DAS DEMAIS ALEGAÇÕES — FUNDAMENTAÇÃO PER RELATIONEM No que tange às demais teses recursais — nulidade do contrato por ausência de comprovação do repasse dos valores, restituição em dobro dos descontos indevidos (art. 42, parágrafo único, do CDC), configuração de dano moral in re ipsa e incidência de juros e correção monetária —, a decisão monocrática agravada enfrentou cada uma delas de forma expressa e fundamentada, não tendo a parte agravante logrado apresentar, em sede de agravo interno, argumentos novos aptos a infirmar os fundamentos já expendidos. Com efeito, as razões recursais limitam-se a reiterar as teses já deduzidas nas apelações e expressamente rechaçadas pela decisão monocrática, sem trazer qualquer elemento fático ou jurídico superveniente que justifique a revisão do entendimento firmado. A mera reiteração de argumentos já analisados e afastados não tem o condão de autorizar a reforma da decisão agravada. Nesse contexto, adota-se, por economia processual e em homenagem ao princípio da fundamentação per relationem (Tema 1.306/STJ), a integralidade dos fundamentos consignados na decisão monocrática como razão de decidir, os quais ficam incorporados ao presente voto para todos os efeitos legais. A técnica da fundamentação per relationem é admitida pela jurisprudência do Supremo Tribunal Federal e do Superior Tribunal de Justiça como instrumento legítimo de motivação das decisões judiciais, não configurando ofensa ao art. 93, IX, da Constituição Federal, desde que o ato decisório referenciado tenha enfrentado, de forma adequada, a matéria objeto de impugnação, o que se verifica na espécie. Registre-se, por oportuno, que os fundamentos da decisão agravada encontram-se em plena consonância com a orientação firmada pelo Superior Tribunal de Justiça no julgamento do Tema Repetitivo nº 1.061, que fixou a tese de que a restituição em dobro do indébito independe da natureza do elemento volitivo, aplicando-se a todos os casos de cobrança indevida, salvo quando houver engano justificável, bem como com o entendimento consolidado desta Corte Estadual, expresso nas Súmulas nº 18 e nº 26 do TJPI, já transcritas. Mantém-se, portanto, a decisão monocrática agravada em todos os seus termos.
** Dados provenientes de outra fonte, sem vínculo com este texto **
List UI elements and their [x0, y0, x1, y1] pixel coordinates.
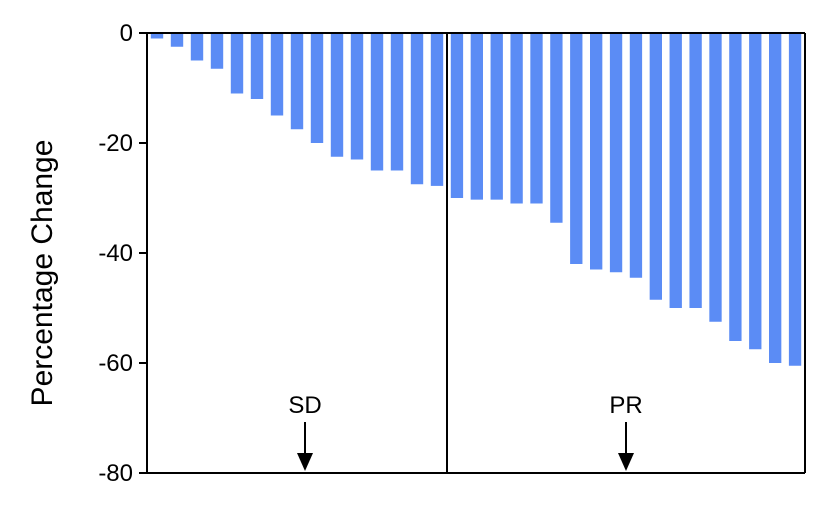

DISPOSITIVO Ante o exposto, CONHEÇO do agravo interno e, no mérito, NEGO-LHE PROVIMENTO, para manter integralmente a decisão monocrática agravada, inclusive quanto ao reconhecimento da prescrição parcial das parcelas descontadas anteriormente a 07/02/2018, remanescendo exigíveis apenas os valores indevidamente descontados no período compreendido entre 07/02/2018 e 08/07/2018, nos termos da fundamentação supra, que passa a integrar o presente acórdão para todos os efeitos legais. É como voto.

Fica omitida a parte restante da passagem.